弁護士会の読書

※本欄の記述はあくまで会員の個人的意見です。

2025年6月16日

睡眠の起源

人間


(霧山昴)
著者 金谷 啓之 、 出版 講談社現代新書

 私は眠りはいいほうです。年齢(とし)とともに寝るのが早くなりました。前は夜12時まで起きていましたが、ちょっと前に午後11時なり、今では午後10時半には布団に入るようにしています。眠ると、朝はすっきり目が覚めます。
 夜しっかり眠れないという依頼者が少なくありません。そして、借金返済のためにダブルワークして毎日4時間しか寝ていないという人がいて、心配です。

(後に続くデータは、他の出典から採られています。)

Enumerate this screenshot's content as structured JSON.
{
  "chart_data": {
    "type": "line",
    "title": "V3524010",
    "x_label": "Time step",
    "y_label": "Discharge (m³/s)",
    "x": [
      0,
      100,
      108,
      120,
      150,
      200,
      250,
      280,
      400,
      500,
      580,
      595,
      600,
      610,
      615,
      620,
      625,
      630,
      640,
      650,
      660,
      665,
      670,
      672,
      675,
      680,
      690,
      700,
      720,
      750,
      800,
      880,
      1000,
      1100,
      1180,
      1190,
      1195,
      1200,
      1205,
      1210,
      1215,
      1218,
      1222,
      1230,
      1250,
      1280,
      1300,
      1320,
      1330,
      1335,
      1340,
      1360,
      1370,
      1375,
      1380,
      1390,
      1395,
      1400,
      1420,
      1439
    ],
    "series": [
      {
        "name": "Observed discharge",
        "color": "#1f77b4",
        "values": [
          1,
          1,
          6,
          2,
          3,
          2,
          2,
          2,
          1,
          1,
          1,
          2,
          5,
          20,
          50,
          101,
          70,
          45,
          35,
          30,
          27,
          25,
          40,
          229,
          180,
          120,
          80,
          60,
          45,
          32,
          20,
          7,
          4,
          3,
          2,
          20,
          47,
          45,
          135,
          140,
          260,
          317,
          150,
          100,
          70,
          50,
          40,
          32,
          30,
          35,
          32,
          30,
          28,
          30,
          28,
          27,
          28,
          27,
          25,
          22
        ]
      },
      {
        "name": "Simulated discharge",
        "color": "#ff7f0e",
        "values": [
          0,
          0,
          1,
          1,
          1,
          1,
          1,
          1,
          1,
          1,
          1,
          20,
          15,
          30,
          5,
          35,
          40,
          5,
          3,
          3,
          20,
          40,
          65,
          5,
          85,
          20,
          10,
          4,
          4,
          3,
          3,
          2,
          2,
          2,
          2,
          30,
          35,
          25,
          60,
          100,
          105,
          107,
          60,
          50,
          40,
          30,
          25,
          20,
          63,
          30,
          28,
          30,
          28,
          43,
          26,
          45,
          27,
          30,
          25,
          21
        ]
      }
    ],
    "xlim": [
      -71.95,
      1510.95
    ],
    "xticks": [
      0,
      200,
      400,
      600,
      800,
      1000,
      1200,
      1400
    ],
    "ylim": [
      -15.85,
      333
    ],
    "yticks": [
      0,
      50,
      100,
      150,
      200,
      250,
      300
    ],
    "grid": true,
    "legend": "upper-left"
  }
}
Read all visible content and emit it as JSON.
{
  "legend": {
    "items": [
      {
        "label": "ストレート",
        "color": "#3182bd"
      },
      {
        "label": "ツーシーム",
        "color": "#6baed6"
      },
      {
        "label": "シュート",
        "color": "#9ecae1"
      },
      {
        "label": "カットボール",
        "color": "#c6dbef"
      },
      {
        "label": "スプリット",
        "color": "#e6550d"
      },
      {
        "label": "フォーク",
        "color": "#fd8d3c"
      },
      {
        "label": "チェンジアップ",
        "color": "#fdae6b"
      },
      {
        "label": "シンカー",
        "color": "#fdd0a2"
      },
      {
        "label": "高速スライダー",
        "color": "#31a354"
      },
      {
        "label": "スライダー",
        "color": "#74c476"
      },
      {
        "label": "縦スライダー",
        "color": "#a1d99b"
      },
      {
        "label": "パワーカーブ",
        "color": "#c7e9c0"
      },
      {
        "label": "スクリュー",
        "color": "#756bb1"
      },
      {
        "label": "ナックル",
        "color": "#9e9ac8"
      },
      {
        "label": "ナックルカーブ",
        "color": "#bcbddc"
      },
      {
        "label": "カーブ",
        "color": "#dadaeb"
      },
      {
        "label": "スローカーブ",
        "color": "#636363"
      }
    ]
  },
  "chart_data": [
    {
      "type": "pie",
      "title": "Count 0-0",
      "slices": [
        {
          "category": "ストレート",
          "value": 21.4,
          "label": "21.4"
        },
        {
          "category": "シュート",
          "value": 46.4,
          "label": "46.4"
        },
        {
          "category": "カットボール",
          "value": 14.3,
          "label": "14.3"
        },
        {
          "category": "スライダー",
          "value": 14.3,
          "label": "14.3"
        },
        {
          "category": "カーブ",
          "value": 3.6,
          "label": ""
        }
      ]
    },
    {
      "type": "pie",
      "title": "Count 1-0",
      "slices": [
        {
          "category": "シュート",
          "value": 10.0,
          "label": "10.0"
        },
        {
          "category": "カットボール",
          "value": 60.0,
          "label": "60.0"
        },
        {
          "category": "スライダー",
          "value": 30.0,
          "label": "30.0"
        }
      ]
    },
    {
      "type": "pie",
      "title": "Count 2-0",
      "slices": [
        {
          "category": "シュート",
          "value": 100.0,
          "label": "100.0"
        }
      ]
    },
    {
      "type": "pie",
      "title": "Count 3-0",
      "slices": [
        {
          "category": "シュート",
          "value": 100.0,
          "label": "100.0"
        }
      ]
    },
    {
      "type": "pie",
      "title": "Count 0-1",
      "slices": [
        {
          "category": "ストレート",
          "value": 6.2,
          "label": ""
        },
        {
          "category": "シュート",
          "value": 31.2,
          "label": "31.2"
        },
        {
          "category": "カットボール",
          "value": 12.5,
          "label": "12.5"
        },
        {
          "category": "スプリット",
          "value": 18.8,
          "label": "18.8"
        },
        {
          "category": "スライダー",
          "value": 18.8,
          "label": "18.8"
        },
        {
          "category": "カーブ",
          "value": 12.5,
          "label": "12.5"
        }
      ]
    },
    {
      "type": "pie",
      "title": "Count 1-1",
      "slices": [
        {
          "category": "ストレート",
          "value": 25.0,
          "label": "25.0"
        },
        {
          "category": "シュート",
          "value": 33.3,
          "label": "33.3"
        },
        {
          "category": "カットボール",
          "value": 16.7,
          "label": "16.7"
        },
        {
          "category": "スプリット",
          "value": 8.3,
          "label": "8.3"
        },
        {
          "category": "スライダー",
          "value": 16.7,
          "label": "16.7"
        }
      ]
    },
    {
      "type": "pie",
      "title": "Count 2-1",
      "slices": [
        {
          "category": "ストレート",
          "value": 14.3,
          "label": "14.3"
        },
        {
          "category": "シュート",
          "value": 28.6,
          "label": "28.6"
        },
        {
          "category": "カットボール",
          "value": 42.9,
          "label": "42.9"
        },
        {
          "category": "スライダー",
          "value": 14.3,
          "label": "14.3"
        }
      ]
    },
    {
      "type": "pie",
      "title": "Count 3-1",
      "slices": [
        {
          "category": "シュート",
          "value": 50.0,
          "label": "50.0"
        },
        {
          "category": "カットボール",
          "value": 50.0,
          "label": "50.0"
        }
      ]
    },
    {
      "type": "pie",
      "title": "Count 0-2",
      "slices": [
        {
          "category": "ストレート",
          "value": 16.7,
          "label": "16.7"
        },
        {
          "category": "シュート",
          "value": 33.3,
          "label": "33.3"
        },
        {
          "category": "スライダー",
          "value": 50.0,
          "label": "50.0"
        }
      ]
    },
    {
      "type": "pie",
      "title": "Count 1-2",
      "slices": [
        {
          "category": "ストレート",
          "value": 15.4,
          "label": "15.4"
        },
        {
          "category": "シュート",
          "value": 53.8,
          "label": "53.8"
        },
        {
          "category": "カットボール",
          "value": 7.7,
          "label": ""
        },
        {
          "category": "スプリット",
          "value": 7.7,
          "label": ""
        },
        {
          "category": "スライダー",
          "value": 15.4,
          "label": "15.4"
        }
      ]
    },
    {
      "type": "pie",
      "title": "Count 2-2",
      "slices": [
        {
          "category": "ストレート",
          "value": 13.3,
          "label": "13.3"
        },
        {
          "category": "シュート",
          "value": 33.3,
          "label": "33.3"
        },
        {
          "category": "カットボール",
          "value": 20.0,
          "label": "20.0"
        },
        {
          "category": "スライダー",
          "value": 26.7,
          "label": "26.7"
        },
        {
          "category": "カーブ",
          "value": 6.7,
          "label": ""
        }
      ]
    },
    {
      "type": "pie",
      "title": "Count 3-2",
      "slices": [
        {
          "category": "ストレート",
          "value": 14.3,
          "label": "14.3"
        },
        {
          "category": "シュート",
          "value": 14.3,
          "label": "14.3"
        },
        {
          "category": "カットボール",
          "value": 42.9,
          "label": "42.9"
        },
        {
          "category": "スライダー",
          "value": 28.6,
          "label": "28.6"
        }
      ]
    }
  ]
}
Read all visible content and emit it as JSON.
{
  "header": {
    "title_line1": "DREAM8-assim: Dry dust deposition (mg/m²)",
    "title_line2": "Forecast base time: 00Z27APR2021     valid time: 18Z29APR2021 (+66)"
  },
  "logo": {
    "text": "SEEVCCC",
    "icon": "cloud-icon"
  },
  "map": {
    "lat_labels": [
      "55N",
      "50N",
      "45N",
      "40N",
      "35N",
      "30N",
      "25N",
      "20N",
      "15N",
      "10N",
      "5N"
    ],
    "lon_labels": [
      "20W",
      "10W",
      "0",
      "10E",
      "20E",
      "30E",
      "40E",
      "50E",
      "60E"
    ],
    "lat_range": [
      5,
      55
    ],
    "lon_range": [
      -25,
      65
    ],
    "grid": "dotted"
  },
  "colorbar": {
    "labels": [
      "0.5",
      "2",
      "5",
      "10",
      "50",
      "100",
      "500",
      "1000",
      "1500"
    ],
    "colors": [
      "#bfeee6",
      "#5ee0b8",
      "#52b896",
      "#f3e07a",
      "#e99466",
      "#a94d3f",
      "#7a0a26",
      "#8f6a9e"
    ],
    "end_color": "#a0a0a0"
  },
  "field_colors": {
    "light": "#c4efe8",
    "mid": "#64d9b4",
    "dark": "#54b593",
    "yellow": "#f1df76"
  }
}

また、三交代労働などで深夜労働の人も少なくありません。私はコンビニが全部24時間営業しているのも問題だと考えています。すぐに全廃できないというのなら、いくつか例外的に開けておけばいいと思うのです。
 脳のないヒドラも、ときに動きを止めて休む状態がある。眠っているような状態だ。ヒドラの睡眠をコントロールする遺伝子は、他の動物と共通している。ヒトが眠るのと同じように、脳のないヒドラも眠っている。
 ヒトの脳はとても軽く、豆腐のように軟らかい臓器で、体重の2%を占めているだけ。
 ヒトの体は40兆個もの細胞で出来ている。ヒトの脳には、1000億個以上の神経細胞が存在する。
 睡眠は、ノンレム睡眠の時間が圧倒的に長い。レム睡眠は、鮮明な夢をみることが多い睡眠だ。
 断眠は、脳のはたらきに大きく影響する。断眠させると、ラットは2~3週間で死んでしまう。断眠は脳にダメージを与えるだけでなく、全身に及ぶ。ひどい場合は死に至る。
 拷問の一手法が眠らせないというもので、効果的だといいます。
 睡眠は貯蓄ができない。
植物のオジギソウは、体内時計によって葉を開閉させている。
ショウジョウバエの2万個以上ある遺伝子のうち、時計遺伝子と呼ばれる一連の遺伝子は体内時計に関与している。
 ヒトの体のあらゆる組織に、時計遺伝子による体内時計のしくみが備わっている。脳のなかの思考叉(しこうさ)上核と呼ばれる領域が全身の体内時計の中枢だ。
 睡眠は、睡眠圧と体内時計という二つの成分によって調節されている。
 ヒドラは老化の兆候をほとんど示さない。1400年以上生き続けている個体がいる。ヒドラが眠るというのなら、睡眠に脳は必要なのかという疑問が生じる。
 海に浮かぶクラゲは昼寝をしている。
 ナルコレプシーの患者は、発作のように突然眠ってしまう。
吸入麻酔薬は100%、必ず効く薬だ。ところが、なぜ効くのか分からないまま、今日も服用されている。また、植物にも作用する。
 眠りって不思議ですよね。意識がある状態が一瞬で不思議な世界に入りこみ、朝になると、また体が動き出すのですからね...。大いに考えさせられる新書でした。